Orisen was a good man, and he took his job as seriously as a surgeon did
when he cut open a man. He stood at his favorite battlement, staring out over the
farmland and small village outside the south wall, thinking how nice it was that
the winter's chill was gone, and the early summer night was much preferable to
prowling the walls wearing five cloaks and three pairs of breeches.
He never saw nor heard the ghostly shape that rose up from the wall not
ten paces to his right, darted across the twenty spans that made up the top of
the wall, and disappeared quickly over the other side.
He did perk up and rush to the city side of the wall when the sound of a
roof tile hitting the street reached him. Many
thieves liked to run the rooftops, and that sound was one of the most obvious
that gave them away. He looked over
the side of the wall. He could see
the tile in the torchlight at the base of the wall, but there was nothing, and
nobody, else to be seen. Longspan
Street was deserted.
Reassured, Orisen the guard went back to his serious duty of defending
the city of Suld from any and all threat, be it from inside or outside.
Tarrin stood in the shadow of a large manor house, near its fence,
staring at the massive compound that was the Tower of Sorcery.
He was a bit discouraged at what he saw.
The obvious gates to the compound were guarded by men that frightened
Tarrin not a little bit.
By the time he'd gotten to the huge towers, it dawned on him that the men
guarding it would have no idea who he was.
He didn't want to get into a fight with them, and he certainly didn't
want them to go crazy at the sight of him, and more than once the thought that
one of them would be happier turning him to the people looking for him crossed
his mind. But he absolutely had
to get inside. Jesmind could be
behind any building, and the men that were obviously looking for him could be
readying to slide a dagger in his back at any moment.
The miasma smell of the large city, which was surprisingly clean for its
size, effectively robbed him of his most powerful sense, his sense of smell, and
the background noises prevelant in the city made it hard for him to lock in on
the faint sounds of someone sneaking up on him. He had to get in, but he didn't want to risk trying to get in
through the front gate. He wasn't
going to feel safe until he was inside that tower, and in the presence of people
that he felt he could trust. And
that meant Dolanna, or Faalken, or Walten or Tiella.
That left doing it the other way. There
was a fence surrounding the tower compound, an elegant structure of iron that
rose up and ended in a tapered curl at the top.
It was only about fifteen spans high, and it was much too elegant and
showy to be very effective. It also
had not one speck of rust anywhere on it.

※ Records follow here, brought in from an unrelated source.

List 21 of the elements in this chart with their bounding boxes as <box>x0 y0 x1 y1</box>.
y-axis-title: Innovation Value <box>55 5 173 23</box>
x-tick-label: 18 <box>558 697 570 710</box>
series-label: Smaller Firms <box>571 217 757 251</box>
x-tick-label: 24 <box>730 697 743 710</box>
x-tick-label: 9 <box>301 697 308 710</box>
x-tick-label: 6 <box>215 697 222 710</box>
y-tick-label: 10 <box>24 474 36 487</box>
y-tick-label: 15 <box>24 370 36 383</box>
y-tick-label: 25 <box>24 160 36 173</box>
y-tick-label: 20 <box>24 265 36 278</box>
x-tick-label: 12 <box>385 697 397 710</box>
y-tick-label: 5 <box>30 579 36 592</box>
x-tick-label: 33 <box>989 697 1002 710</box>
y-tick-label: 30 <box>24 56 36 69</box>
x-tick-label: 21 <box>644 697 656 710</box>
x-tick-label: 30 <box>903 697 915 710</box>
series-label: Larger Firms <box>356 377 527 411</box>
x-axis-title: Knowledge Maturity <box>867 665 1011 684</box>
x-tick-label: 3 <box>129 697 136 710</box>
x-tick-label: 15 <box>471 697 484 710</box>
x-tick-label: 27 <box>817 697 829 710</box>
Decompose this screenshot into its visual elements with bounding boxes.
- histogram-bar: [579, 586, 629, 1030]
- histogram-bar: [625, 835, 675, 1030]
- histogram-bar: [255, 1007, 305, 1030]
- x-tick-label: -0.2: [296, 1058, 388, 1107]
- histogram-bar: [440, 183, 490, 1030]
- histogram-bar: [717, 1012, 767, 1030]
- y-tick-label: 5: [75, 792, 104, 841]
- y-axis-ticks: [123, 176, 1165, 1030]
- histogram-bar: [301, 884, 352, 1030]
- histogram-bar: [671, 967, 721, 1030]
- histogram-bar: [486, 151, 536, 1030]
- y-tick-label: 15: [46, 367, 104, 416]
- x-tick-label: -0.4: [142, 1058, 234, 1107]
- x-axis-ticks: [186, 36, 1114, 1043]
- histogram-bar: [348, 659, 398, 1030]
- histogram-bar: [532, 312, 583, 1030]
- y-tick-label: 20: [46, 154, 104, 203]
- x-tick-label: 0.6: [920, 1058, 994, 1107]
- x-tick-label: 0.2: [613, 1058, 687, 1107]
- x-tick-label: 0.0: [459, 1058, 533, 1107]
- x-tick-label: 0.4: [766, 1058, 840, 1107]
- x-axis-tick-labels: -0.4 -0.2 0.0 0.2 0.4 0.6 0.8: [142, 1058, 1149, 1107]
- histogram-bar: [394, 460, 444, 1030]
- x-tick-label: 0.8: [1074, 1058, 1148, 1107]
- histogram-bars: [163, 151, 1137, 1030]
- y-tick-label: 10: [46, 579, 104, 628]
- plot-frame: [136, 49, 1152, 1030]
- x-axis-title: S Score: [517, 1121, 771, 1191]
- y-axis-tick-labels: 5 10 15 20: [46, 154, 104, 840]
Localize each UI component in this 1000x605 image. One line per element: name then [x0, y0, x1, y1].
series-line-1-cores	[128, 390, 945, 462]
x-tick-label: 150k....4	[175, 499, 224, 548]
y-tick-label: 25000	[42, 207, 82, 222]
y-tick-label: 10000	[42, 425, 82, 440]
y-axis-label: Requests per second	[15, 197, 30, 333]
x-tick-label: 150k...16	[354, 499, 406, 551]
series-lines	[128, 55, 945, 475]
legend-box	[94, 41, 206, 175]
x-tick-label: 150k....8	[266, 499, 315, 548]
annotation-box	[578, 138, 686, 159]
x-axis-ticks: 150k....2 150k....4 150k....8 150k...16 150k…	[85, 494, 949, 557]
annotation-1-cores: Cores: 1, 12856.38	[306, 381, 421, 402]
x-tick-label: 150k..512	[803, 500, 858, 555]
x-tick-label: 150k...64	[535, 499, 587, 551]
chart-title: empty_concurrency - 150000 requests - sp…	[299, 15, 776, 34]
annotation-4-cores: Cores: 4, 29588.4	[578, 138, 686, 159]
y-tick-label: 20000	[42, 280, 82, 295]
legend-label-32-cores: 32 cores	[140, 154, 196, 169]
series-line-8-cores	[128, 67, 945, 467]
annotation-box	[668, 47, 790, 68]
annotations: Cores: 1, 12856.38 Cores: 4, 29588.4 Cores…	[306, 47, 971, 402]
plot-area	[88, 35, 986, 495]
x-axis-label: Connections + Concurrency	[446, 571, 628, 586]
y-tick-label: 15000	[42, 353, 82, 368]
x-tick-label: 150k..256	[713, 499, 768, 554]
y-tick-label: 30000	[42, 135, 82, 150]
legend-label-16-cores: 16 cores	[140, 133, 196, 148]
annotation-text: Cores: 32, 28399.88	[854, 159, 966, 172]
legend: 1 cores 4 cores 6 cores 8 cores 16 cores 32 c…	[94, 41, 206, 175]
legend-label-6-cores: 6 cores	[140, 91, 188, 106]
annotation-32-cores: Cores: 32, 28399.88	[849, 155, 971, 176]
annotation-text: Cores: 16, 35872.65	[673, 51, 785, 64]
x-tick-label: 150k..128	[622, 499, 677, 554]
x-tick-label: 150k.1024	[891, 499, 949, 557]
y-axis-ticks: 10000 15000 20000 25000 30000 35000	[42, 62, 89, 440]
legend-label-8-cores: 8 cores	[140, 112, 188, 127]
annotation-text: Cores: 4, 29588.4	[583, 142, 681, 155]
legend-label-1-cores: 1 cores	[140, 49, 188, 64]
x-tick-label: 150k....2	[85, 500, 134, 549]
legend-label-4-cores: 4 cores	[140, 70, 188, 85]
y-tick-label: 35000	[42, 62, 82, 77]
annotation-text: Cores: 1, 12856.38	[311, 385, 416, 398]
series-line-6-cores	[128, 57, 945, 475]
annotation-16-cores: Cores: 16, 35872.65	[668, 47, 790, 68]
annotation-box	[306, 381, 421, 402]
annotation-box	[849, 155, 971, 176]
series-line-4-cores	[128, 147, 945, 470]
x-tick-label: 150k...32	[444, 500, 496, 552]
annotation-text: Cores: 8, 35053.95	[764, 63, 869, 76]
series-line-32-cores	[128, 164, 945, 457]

A
one-eyed man with no legs could get over that fence in a very short amount of
time, much faster than the regular patrols Tarrin saw roaming the fence
perimeter to get there in time.
But it couldn't be that easy, and he knew it.
That left only one solution. That
fence had to be magic. This was
the Tower of Sorcery. There were
lots of people inside that could do magic.
So if they were so lax about defending such a flimsy fence, then it only
stood to reason that the fence was capable of defending itself.